Although Australia is legally obliged to assess the claims of asylum seekers in a fair, efficient and expeditious manner, very little processing has taken place in the offshore Processing Centers, with just one decision handed down on Nauru since the first asylum seekers arrived on the island in 2012 and none on Manus Island. Moreover, the capacity to house asylum seekers in these centers is limited, and Christmas Island is warehousing several thousand asylum seekers who are in limbo.

"Australia already has a robust assessment process in place onshore, but such processes are functionally absent on Manus Island, despite the fact that the Expert Panel recommended 'capacity be established' in these places to process asylum seekers transferred from Australia in ways consistent with Australian, Nauruan and PNG responsibilities under international law," said Mr White.

In particular, JRS holds grave concern for children, who have no access to formal education on Christmas Island — a situation which brings into question the government’s ethical treatment of asylum seekers.

"The punitive treatment of this group of people might assuage conservative voters but it fails to pass the test of principled, ethical policy provision," says Mr. White.

"Rather than being more effective and ethically justifiable when moved from the mainland to a remote offshore destination, Australia's asylum processing policies are less so."

JRS Statement


Jesuit Refugee Service Asia Pacific (JRSAP) is deeply concerned about the Australian Government’s request to Cambodia to resettle refugees from Australia's off shore processing centre on Nauru Island. A spokesperson for the Cambodian Foreign Ministry has stated that Cambodia has agreed "in principle" to the request but was still considering its feasibility. He added that Cambodia would only accept refugees who agree to come to Cambodia.

JRS calls upon the Government of Australia to live up to its obligations under international law to guarantee adequate protection to these vulnerable individuals who have sought asylum in Australia, to ensure that they have due process and if they are found to be refugees to grant them protection in Australia. 

For many years now, Australia has had a range of policies aimed at deterring asylum seekers from arriving on its shores irregularly. It is alarming that resettlement in a third country is now being added to Australia’s armory of deterrence instruments. 
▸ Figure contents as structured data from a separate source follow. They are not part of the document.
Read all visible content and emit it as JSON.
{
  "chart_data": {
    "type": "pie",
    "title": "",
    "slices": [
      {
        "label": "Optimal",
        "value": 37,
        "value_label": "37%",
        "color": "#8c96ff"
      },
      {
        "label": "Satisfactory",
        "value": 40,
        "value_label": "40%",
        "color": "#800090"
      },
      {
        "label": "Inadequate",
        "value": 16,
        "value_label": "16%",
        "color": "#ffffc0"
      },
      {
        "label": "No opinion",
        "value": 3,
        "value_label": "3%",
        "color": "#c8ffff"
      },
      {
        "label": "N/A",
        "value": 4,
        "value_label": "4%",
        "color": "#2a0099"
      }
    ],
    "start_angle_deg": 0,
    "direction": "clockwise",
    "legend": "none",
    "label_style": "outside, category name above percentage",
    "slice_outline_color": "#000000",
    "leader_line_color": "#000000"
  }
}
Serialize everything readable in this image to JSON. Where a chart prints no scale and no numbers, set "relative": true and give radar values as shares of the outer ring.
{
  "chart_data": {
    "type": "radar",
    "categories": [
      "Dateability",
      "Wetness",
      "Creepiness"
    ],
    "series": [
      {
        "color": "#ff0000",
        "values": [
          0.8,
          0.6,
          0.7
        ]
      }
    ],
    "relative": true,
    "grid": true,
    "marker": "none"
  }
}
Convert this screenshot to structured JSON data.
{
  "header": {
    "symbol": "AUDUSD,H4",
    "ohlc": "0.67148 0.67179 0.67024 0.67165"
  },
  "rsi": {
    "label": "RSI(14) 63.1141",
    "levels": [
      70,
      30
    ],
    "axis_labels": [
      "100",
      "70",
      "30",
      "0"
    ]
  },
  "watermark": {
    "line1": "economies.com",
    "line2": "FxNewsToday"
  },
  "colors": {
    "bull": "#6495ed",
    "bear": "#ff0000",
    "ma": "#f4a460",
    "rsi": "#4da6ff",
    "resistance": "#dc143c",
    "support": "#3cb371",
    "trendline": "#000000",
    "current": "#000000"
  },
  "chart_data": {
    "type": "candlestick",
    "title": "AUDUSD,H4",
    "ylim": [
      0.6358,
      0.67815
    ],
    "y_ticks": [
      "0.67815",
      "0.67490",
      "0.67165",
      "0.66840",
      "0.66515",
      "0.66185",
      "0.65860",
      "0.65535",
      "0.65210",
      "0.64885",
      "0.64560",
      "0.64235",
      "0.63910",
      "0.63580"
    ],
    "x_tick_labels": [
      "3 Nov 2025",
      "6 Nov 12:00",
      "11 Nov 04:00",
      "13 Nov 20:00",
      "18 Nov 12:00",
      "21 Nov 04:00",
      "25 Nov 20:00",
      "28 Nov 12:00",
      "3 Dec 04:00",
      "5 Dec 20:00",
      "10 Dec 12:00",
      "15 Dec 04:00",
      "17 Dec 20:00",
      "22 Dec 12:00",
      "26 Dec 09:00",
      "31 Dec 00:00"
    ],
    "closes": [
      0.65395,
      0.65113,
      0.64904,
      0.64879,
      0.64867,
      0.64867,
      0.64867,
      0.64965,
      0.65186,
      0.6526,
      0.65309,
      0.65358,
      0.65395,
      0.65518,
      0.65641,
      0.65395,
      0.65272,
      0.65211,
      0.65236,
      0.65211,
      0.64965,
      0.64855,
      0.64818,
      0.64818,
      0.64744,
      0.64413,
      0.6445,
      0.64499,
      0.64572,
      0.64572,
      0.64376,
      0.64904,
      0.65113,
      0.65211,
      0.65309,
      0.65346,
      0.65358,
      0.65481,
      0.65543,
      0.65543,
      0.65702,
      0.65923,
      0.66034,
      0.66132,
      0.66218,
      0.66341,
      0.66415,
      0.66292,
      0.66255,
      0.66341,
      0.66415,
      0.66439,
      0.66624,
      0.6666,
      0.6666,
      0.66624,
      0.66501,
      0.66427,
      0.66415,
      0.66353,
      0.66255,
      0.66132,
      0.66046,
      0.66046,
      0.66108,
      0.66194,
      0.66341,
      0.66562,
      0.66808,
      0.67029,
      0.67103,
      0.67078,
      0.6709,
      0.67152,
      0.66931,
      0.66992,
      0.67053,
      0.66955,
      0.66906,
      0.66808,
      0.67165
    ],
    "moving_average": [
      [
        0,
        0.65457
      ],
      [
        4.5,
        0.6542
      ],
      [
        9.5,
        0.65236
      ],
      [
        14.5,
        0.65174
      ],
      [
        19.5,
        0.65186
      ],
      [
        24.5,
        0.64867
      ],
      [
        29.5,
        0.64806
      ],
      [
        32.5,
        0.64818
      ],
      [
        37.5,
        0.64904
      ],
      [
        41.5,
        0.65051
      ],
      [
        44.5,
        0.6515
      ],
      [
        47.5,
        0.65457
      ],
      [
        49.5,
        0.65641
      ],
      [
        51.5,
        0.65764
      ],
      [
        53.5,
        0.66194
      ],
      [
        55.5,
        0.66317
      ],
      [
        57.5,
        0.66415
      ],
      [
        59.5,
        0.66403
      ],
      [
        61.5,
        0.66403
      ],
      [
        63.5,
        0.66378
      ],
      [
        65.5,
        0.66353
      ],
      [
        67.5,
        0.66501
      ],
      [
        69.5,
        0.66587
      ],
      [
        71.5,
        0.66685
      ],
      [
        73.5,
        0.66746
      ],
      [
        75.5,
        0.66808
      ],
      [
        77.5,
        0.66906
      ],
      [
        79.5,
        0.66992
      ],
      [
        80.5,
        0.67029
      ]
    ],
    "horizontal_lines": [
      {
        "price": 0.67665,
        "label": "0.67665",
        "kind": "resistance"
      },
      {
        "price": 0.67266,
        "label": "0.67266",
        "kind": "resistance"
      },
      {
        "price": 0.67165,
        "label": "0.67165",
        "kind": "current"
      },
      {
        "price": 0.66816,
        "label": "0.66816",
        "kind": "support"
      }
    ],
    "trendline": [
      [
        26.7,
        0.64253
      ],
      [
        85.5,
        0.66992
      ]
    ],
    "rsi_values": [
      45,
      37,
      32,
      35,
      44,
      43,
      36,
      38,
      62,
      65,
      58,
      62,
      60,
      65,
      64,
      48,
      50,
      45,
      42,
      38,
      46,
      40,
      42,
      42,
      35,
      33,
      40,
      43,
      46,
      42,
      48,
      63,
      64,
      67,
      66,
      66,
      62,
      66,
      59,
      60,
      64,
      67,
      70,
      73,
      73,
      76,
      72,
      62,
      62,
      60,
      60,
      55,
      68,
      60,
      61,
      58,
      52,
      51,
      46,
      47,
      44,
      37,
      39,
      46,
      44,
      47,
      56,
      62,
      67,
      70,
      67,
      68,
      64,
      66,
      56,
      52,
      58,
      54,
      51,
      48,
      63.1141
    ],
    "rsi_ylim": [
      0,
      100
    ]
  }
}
Cambodia is a country where many live well below the poverty line, it still lacks the necessary legal and judicial processes and the social infrastructure, to integrate refugees. Cambodia still has many challenges to meet, some arising from the displacement, starvation and genocide of the past.  

At this point in its history Cambodia needs to address the poverty of  its people; forced internal displacement caused by land evictions; mass labour migration and trafficking in persons; serious political tensions among elected national assembly members; the lack of an independent judicial system, and of procedures to deal with nationality, citizenship and status documentation.  Cambodia accepts refugees coming to its own borders but is still developing processes for granting work permits, residency cards and eventual citizenship. It is not at all evident that the necessary safeguards are in place for refugees to be resettled there.

Under the current arrangements between Australia and Nauru, unless refugees can be sustainably settled in Nauru in a way that guarantees them adequate protections, the obligation to protect falls to Australia.  Given that Australia has a clear capacity to integrate those who seek its protection in Australia; it is an improper use of resettlement to devolve that responsibility to yet another country.  The fact that it is trying to do so betrays the current plan for what it is: not an attempt to share responsibility in the region but an instrument of deterrence for those planning to go to Australia, and a punitive measure against those who have actually done so.

JRS works in both Australia and Cambodia promoting hospitality toward refugees, and seeking to support and accompany them in their journey from persecution to freedom. Whatever the outcome of the negotiations between these two countries, JRS will be ready to serve, accompany, and defend the rights of these vulnerable people wherever they may be.